I wouldn't scalp anything on my iPad :bad:...I use iChartist to keep track of equity positions.

CanOz


----------



## troyxlr8 (11 April 2013)

CanOz said:


> I wouldn't scalp anything on my iPad :bad:...I use iChartist to keep track of equity positions.
> 
> CanOz




Thanks for the tip, it looks good!


----------



## Garpal Gumnut (11 April 2013)

CanOz said:


> I wouldn't scalp anything on my iPad :bad:...I use iChartist to keep track of equity positions.
> 
> CanOz




Yes, thanks CanOz. App looks good.

Tell Julia gg was asking for her.

Did you get to meet many of the ALP Ministers on their trip to the Land of Qin?

gg


----------



## CanOz (11 April 2013)

Garpal Gumnut said:


> Yes, thanks CanOz.

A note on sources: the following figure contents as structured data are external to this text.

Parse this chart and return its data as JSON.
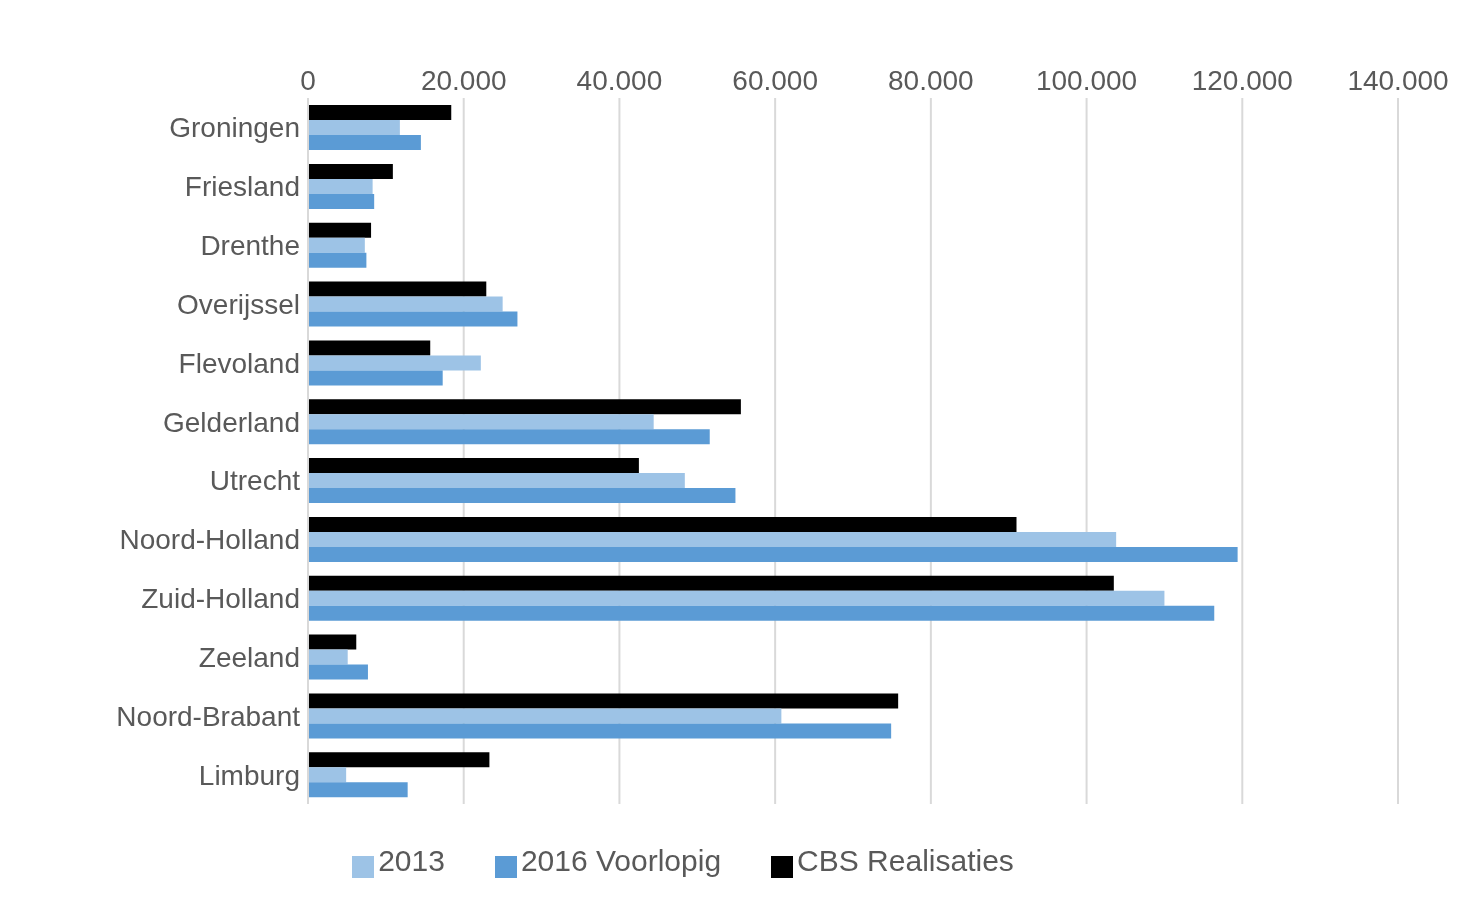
{
  "chart_data": {
    "type": "bar",
    "orientation": "horizontal",
    "categories": [
      "Groningen",
      "Friesland",
      "Drenthe",
      "Overijssel",
      "Flevoland",
      "Gelderland",
      "Utrecht",
      "Noord-Holland",
      "Zuid-Holland",
      "Zeeland",
      "Noord-Brabant",
      "Limburg"
    ],
    "series": [
      {
        "name": "CBS Realisaties",
        "color": "#000000",
        "values": [
          18400,
          10900,
          8100,
          22900,
          15700,
          55600,
          42500,
          91000,
          103500,
          6200,
          75800,
          23300
        ]
      },
      {
        "name": "2013",
        "color": "#9dc3e6",
        "values": [
          11800,
          8300,
          7300,
          25000,
          22200,
          44400,
          48400,
          103800,
          110000,
          5100,
          60800,
          4900
        ]
      },
      {
        "name": "2016 Voorlopig",
        "color": "#5b9bd5",
        "values": [
          14500,
          8500,
          7500,
          26900,
          17300,
          51600,
          54900,
          119400,
          116400,
          7700,
          74900,
          12800
        ]
      }
    ],
    "xlim": [
      0,
      140000
    ],
    "xticks": [
      0,
      {
        "value": 20000,
        "label": "20.000"
      },
      {
        "value": 40000,
        "label": "40.000"
      },
      {
        "value": 60000,
        "label": "60.000"
      },
      {
        "value": 80000,
        "label": "80.000"
      },
      {
        "value": 100000,
        "label": "100.000"
      },
      {
        "value": 120000,
        "label": "120.000"
      },
      {
        "value": 140000,
        "label": "140.000"
      }
    ],
    "grid": "x",
    "legend": "bottom"
  }
}
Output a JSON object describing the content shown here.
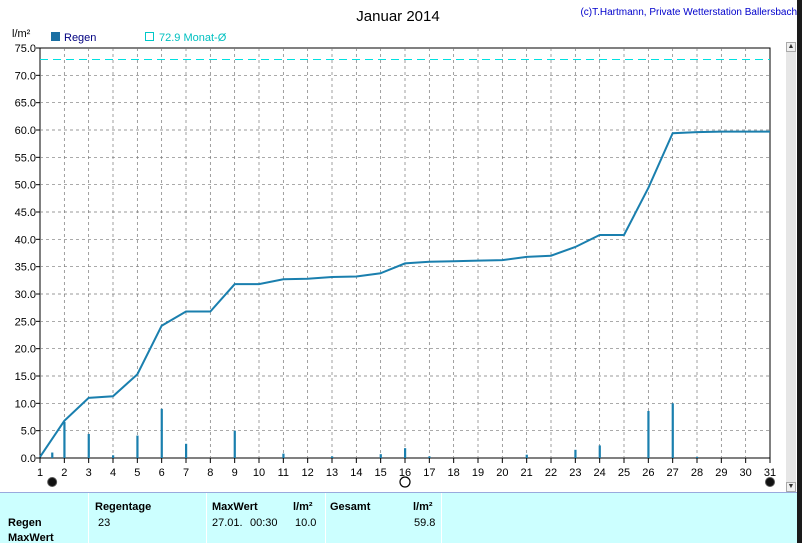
{
  "chart_data": {
    "type": "line",
    "title": "Januar 2014",
    "copyright": "(c)T.Hartmann, Private Wetterstation Ballersbach",
    "ylabel": "l/m²",
    "ylim": [
      0,
      75
    ],
    "yticks": [
      "0.0",
      "5.0",
      "10.0",
      "15.0",
      "20.0",
      "25.0",
      "30.0",
      "35.0",
      "40.0",
      "45.0",
      "50.0",
      "55.0",
      "60.0",
      "65.0",
      "70.0",
      "75.0"
    ],
    "xlim": [
      1,
      31
    ],
    "xticks": [
      "1",
      "2",
      "3",
      "4",
      "5",
      "6",
      "7",
      "8",
      "9",
      "10",
      "11",
      "12",
      "13",
      "14",
      "15",
      "16",
      "17",
      "18",
      "19",
      "20",
      "21",
      "22",
      "23",
      "24",
      "25",
      "26",
      "27",
      "28",
      "29",
      "30",
      "31"
    ],
    "grid": true,
    "legend": [
      {
        "name": "Regen",
        "color": "#1a6fa3"
      },
      {
        "name": "72.9 Monat-Ø",
        "color": "#00e0e0"
      }
    ],
    "monthly_average": 72.9,
    "line_color": "#1a7fae",
    "bar_color": "#1a7fae",
    "cumulative": [
      [
        1,
        0.2
      ],
      [
        2,
        6.8
      ],
      [
        3,
        11.0
      ],
      [
        4,
        11.3
      ],
      [
        5,
        15.3
      ],
      [
        6,
        24.2
      ],
      [
        7,
        26.8
      ],
      [
        8,
        26.8
      ],
      [
        9,
        31.8
      ],
      [
        10,
        31.8
      ],
      [
        11,
        32.7
      ],
      [
        12,
        32.8
      ],
      [
        13,
        33.1
      ],
      [
        14,
        33.2
      ],
      [
        15,
        33.8
      ],
      [
        16,
        35.6
      ],
      [
        17,
        35.9
      ],
      [
        18,
        36.0
      ],
      [
        19,
        36.1
      ],
      [
        20,
        36.2
      ],
      [
        21,
        36.8
      ],
      [
        22,
        37.0
      ],
      [
        23,
        38.6
      ],
      [
        24,
        40.8
      ],
      [
        25,
        40.8
      ],
      [
        26,
        49.4
      ],
      [
        27,
        59.4
      ],
      [
        28,
        59.6
      ],
      [
        29,
        59.7
      ],
      [
        30,
        59.7
      ],
      [
        31,
        59.7
      ]
    ],
    "daily_bars": [
      [
        1.5,
        1.0
      ],
      [
        2,
        6.6
      ],
      [
        3,
        4.4
      ],
      [
        4,
        0.5
      ],
      [
        5,
        4.1
      ],
      [
        6,
        9.0
      ],
      [
        7,
        2.6
      ],
      [
        9,
        5.0
      ],
      [
        11,
        0.8
      ],
      [
        13,
        0.3
      ],
      [
        15,
        0.7
      ],
      [
        16,
        1.8
      ],
      [
        17,
        0.3
      ],
      [
        21,
        0.6
      ],
      [
        23,
        1.5
      ],
      [
        24,
        2.3
      ],
      [
        26,
        8.6
      ],
      [
        27,
        10.0
      ],
      [
        28,
        0.2
      ]
    ],
    "moon_phases": [
      {
        "day": 1.5,
        "phase": "new"
      },
      {
        "day": 16,
        "phase": "full"
      },
      {
        "day": 31,
        "phase": "new"
      }
    ]
  },
  "stats": {
    "row_labels": [
      "Regen",
      "MaxWert"
    ],
    "regentage_label": "Regentage",
    "regentage_value": "23",
    "maxwert_label": "MaxWert",
    "maxwert_unit_label": "l/m²",
    "maxwert_date": "27.01.",
    "maxwert_time": "00:30",
    "maxwert_value": "10.0",
    "gesamt_label": "Gesamt",
    "gesamt_unit_label": "l/m²",
    "gesamt_value": "59.8"
  }
}
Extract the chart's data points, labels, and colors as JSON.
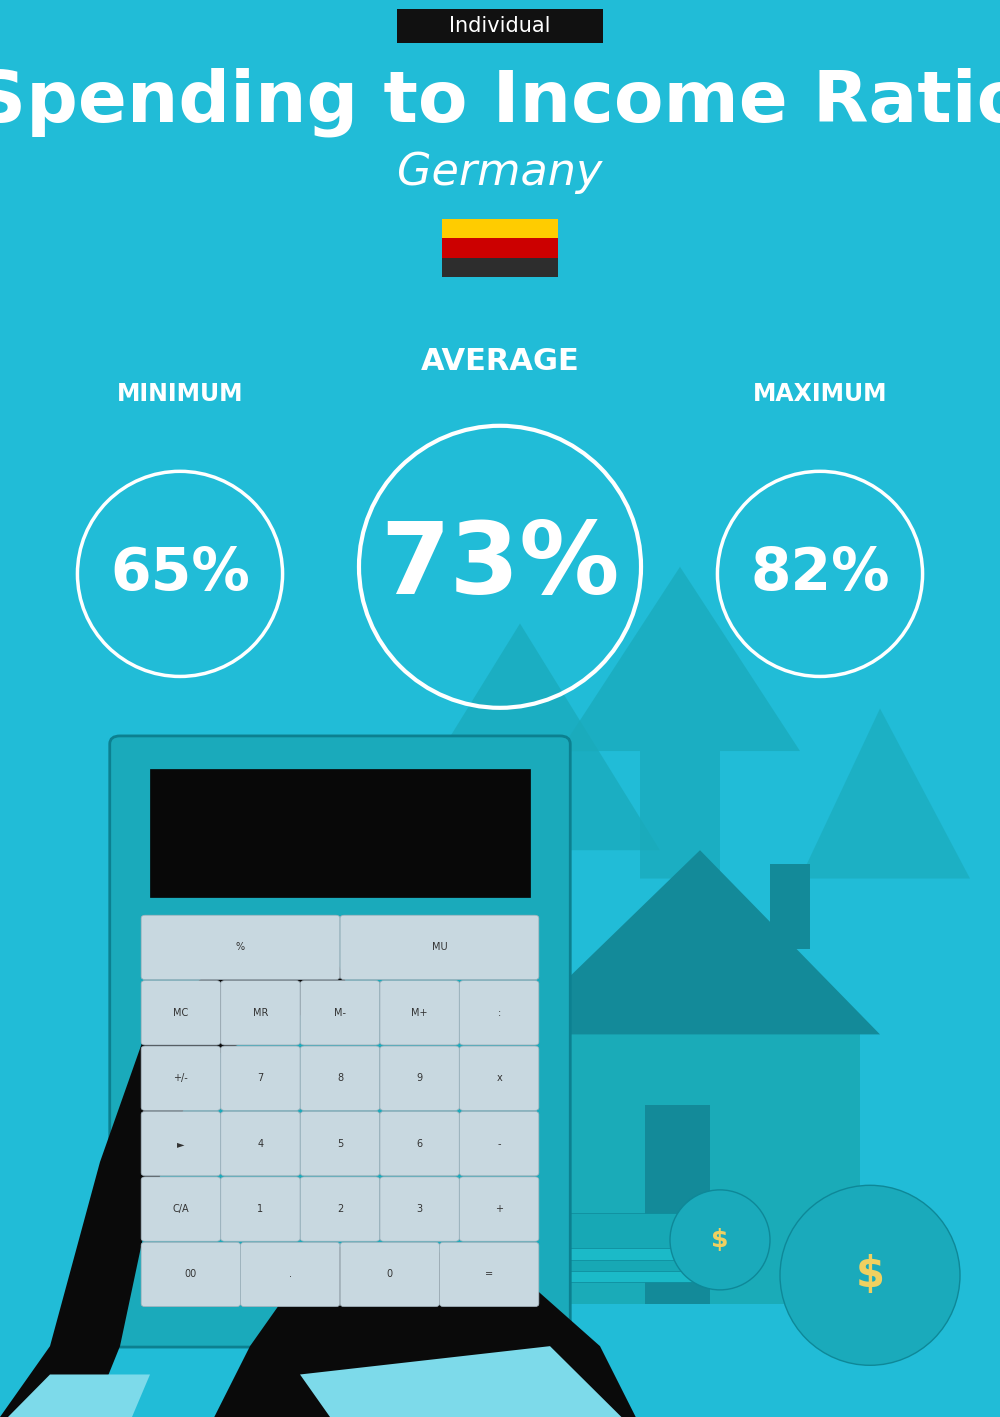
{
  "bg_color": "#21BCD7",
  "title_label": "Individual",
  "title_label_bg": "#111111",
  "title_label_color": "#ffffff",
  "main_title": "Spending to Income Ratio",
  "subtitle": "Germany",
  "min_label": "MINIMUM",
  "avg_label": "AVERAGE",
  "max_label": "MAXIMUM",
  "min_value": "65%",
  "avg_value": "73%",
  "max_value": "82%",
  "flag_colors": [
    "#2d2d2d",
    "#cc0000",
    "#ffcc00"
  ],
  "arrow_color": "#1AAABB",
  "house_color": "#1AABB8",
  "dark_teal": "#138A99",
  "calc_body_color": "#1AAABB",
  "calc_screen_color": "#080808",
  "btn_color": "#C8D8E0",
  "btn_edge": "#A0B0BA",
  "hand_color": "#0A0A0A",
  "cuff_color": "#7DDAEA",
  "bag_color": "#1AAABB",
  "dollar_color": "#F0D060",
  "white": "#ffffff"
}
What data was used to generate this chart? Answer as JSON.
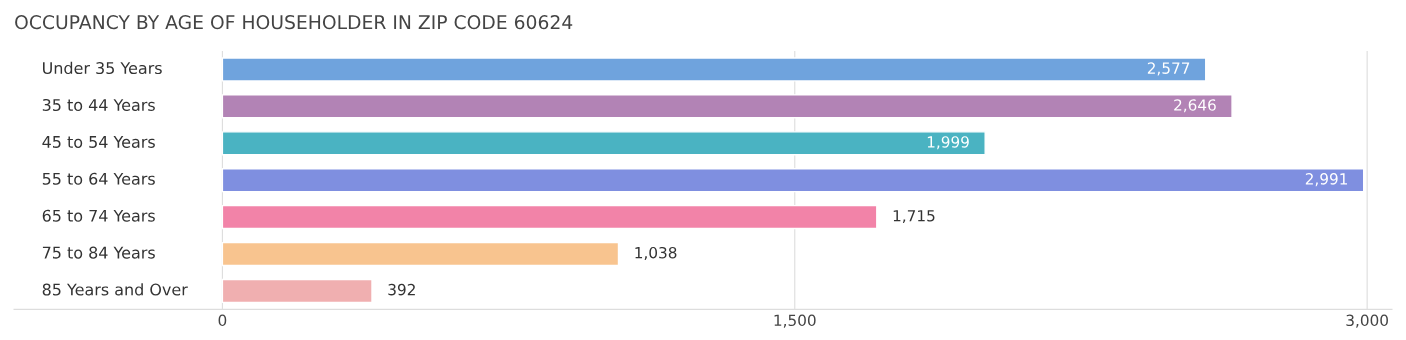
{
  "chart_data": {
    "type": "bar",
    "orientation": "horizontal",
    "title": "OCCUPANCY BY AGE OF HOUSEHOLDER IN ZIP CODE 60624",
    "categories": [
      "Under 35 Years",
      "35 to 44 Years",
      "45 to 54 Years",
      "55 to 64 Years",
      "65 to 74 Years",
      "75 to 84 Years",
      "85 Years and Over"
    ],
    "values": [
      2577,
      2646,
      1999,
      2991,
      1715,
      1038,
      392
    ],
    "value_labels": [
      "2,577",
      "2,646",
      "1,999",
      "2,991",
      "1,715",
      "1,038",
      "392"
    ],
    "colors": [
      "#6fa3dd",
      "#b283b5",
      "#4ab3c2",
      "#7f8fe0",
      "#f283a8",
      "#f8c48f",
      "#f0afb0"
    ],
    "xlim": [
      -546,
      3065
    ],
    "xticks": [
      0,
      {
        "value": 1500,
        "label": "1,500"
      },
      {
        "value": 3000,
        "label": "3,000"
      }
    ],
    "grid": "x"
  }
}
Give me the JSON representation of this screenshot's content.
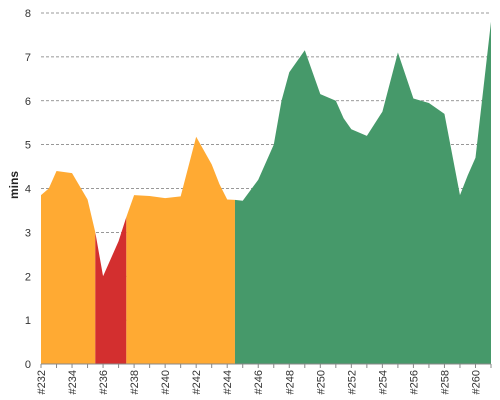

App looks good.
> 
> Tell Julia gg was asking for her.
> 
> ...




Sorry gg, can't say that I did....

CanOz


----------



## troyxlr8 (12 April 2013)

CanOz said:


> I wouldn't scalp anything on my iPad :bad:...I use iChartist to keep track of equity positions.
> 
> CanOz




Hi CanOz,

Does iChartist do backtesting of strategies?

Cheers..


----------



## CanOz (12 April 2013)

troyxlr8 said:


> Hi CanOz,
> 
> Does iChartist do backtesting of strategies?
> 
> Cheers..




ahhh, no. While i am impressed by the processing capability of the iPad, i can't see it being functionally capable of testing trading systems for a few years yet...

CanOz


----------



## troyxlr8 (12 April 2013)

CanOz said:


> ahhh, no. While i am impressed by the processing capability of the iPad, i can't see it being functionally capable of testing trading systems for a few years yet...
> 
> CanOz




Lol, I know what you mean.. Perhaps I'm asking too much of the ipad 

Thanks...


----------